Different directions to same data

• Percentile Rank- We had the set of data and we find out what percentile is a particular data is. This is what we did while calculating exam scores.

• Percentile - Here, we know the percentile rank and we want to find out the actual value behind it. That's to get the actual score of the student. This is represented using the notation - $p{95}$.

Percentiles are calculated by sorting the data and then find the number of data points that are less than the value we're interested in. The formula for calculating the percentile rank of a value is:

$$\begin{aligned} \text{percentile rank} = \frac{\text{Number of values less or equal to the value}}{\text{Total number of values}} * 100 \end{aligned}$$

Using percentiles in system design

When they mention p95, they're referring to the percentile rank. Meaning the data is already sorted and they already picked the actual value that has 95% of the data points below it.

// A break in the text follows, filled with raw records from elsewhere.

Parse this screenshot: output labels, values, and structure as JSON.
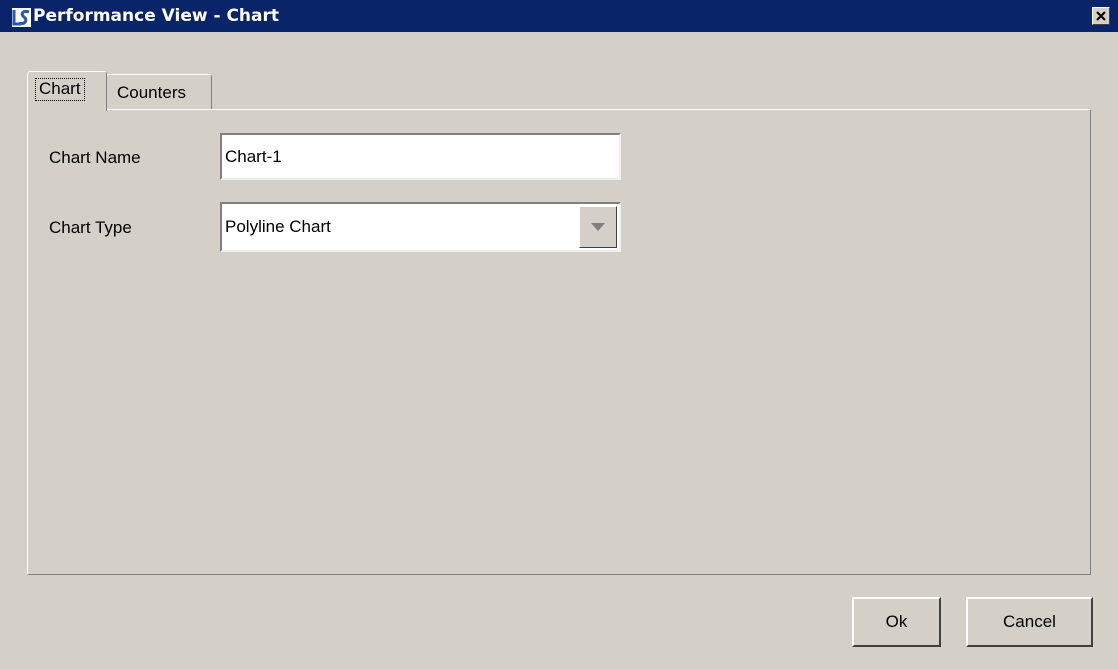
{
  "window": {
    "title": "Performance View - Chart",
    "icon": "application-icon",
    "close_icon": "close-icon"
  },
  "tabs": [
    {
      "label": "Chart",
      "selected": true
    },
    {
      "label": "Counters",
      "selected": false
    }
  ],
  "form": {
    "chart_name": {
      "label": "Chart Name",
      "value": "Chart-1"
    },
    "chart_type": {
      "label": "Chart Type",
      "value": "Polyline Chart",
      "dropdown_icon": "chevron-down-icon"
    }
  },
  "buttons": {
    "ok": "Ok",
    "cancel": "Cancel"
  },
  "colors": {
    "title_bar": "#0a246a",
    "window_background": "#d4d0c8",
    "field_background": "#ffffff"
  }
}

Example about the p95 latency

A service's response time is measures and sorted. Meaning the fastest response time is at the beginning and the slowest response time is at the end.

Now if they say p95, it means the actual value that has 95% of the response times below it.

translation between percentile rank and value

When they say p95, they're referring to the percentile rank.

But when they say $95^{\text{th}}$ percentile, they're referring to the value that has 95% of the data points below it.

Median is the $50^{\text{th}}$ percentile

Median is also a special case of percentile. Median is just the value that has 50% of the data points below it.